Apresentação

Já foi dito que o jornalismo — o palco onde se desenrola a polêmica central deste livro — é um delicioso passeio pela superfície das coisas. De fato, cabe-lhe proceder a um inventário dos acontecimentos em geral. Entretanto, ao fazê-lo, o jornalismo produz, também, um registro mais ou menos minucioso dos diferentes interesses e mentalidades que permeiam a sociedade enfocada num determinado momento.

Às ciências sociais, por sua vez, cabe reunir, sistematizar e problematizar todo esse material — que constitui parte do seu campo de trabalho —, buscando produzir uma reflexão sobre como os indivíduos e os grupos sociais organizam e classificam suas experiências enquanto seres sociais.
São tarefas distintas, mas contíguas, por assim dizer. Normalmente, são desempenhadas por profissionais diferentes, cada um com uma formação específica e com propósitos diversos. Aqui, no entanto, encontramos o fotógrafo, com sua experiência de repórter-fotográfico, que se junta com o antropólogo para transformar aquele delicioso passeio pela superfície em uma apaixonante viagem pelas profundezas do mundo do candomblé, das suas dimensões sagrada, mediática e ética.

A partir da própria polêmica gerada pela sua exposição jornalística, são apresentados e analisados os preconceitos que o candomblé despertava naquela época no Brasil e no exterior, como também os interesses menores dos seus adeptos ao lado de toda a sua dimensão humana e força social. Bastam os títulos das reportagens em questão para se ter uma idéia da problemática que essa polêmica pôs em evidência. De um lado, a revista francesa Paris Match publica “Les possédées de Bahia”, reportagem marcada pelo sensacionalismo do exótico. De outro, ferida em seus brios de líder inconteste do mercado editorial brasileiro e exemplo mais bem sucedido das revistas ilustradas na América Latina, O Cruzeiro contra-ataca com “As noivas dos deuses sanguinários”, levando ao extremo o equívoco e o preconceito que marcavam a primeira reportagem.

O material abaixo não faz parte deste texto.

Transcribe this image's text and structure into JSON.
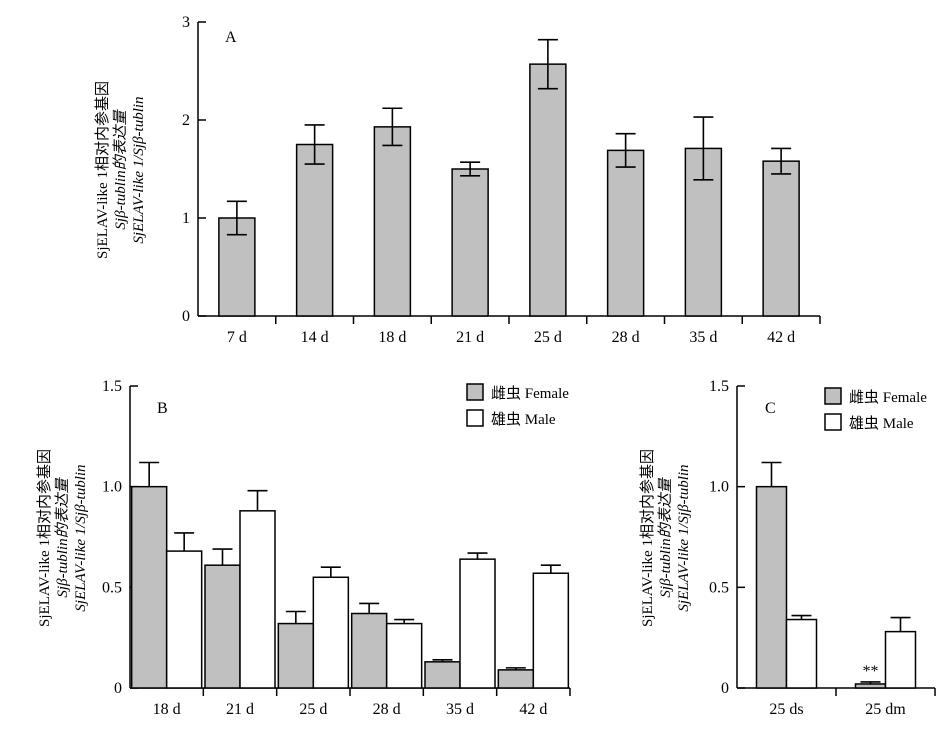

A revista O Cruzeiro tinha um impacto na sociedade brasileira de norte a sul somente comparável ao das grandes cadeias de televisão de hoje. A sua reportagem, mais do que a da revista francesa, mexeu profundamente com a representação do candomblé enquanto culto religioso e agitou perigosamente seus seguidores, principalmente em Salvador. E como ficaram os adeptos nessa polêmica? Como se produziram essas reportagens, que interesses representavam, dentro e fora dos terreiros de culto? Quem eram os protagonistas, e por que colaboraram com essas reportagens? Eis algumas das perguntas que este livro responde, e aí reside um dos seus méritos.

Fernando de Tacca levantou as fontes originais dos jornais da época e foi procurar os seus protagonistas, diretos e indiretos, no próprio Bairro da Plataforma. Ouviu quem carregava ainda as lembranças da polêmica pelo seu lado de dentro, como Sissi, da Fundação Pierre Verger, e Mãe Cutu, da Casa Branca. Encontrou as mesmas imagens que foram sentidas como pejorativas agora habitando o universo das iaôs, ressignificadas em álbuns familiares. Aqui aparece, de volta, a personagem central de Mãe Riso, mãe-de-santo da periferia, de tradição banto, que foi duramente rechaçada pelo candomblé, mas que teve uma vida inteira dedicada somente a essa religião. Sua história de vida, por si só, enriquece enormemente a releitura desses fatos. Essa polêmica, naturalmente, envolveu a intelectualidade da época e aqui estão, também, Pierre Verger, Édison Carneiro, Paulo Duarte, Alberto Cavalcanti, Leão Gondim, Accioly Netto, Odorico Tavares e Roger Bastide (inclusive com o artigo específico sobre a revista O Cruzeiro, excluído dos seus compêndios), entre outros.

Imagens do sagrado — Entre Paris Match e O Cruzeiro nos traz, ainda, uma significativa contribuição para a construção de uma metodologia de trabalho que alia técnicas de reportagem jornalística às melhores práticas de pesquisa de campo da antropologia. Partindo de um conflito de interesses e disputas jornalísticas que abrangeram tanto questões éticas quanto comerciais, Fernando de Tacca colocou na boca da cena, com status de atores principais, personagens que até então funcionavam apenas como objetos de curiosidade. De seres exóticos, esses personagens e, através deles, o próprio culto passaram a sujeitos e interlocutores graças às entrevistas e, sobretudo, à leitura acurada das imagens publicadas.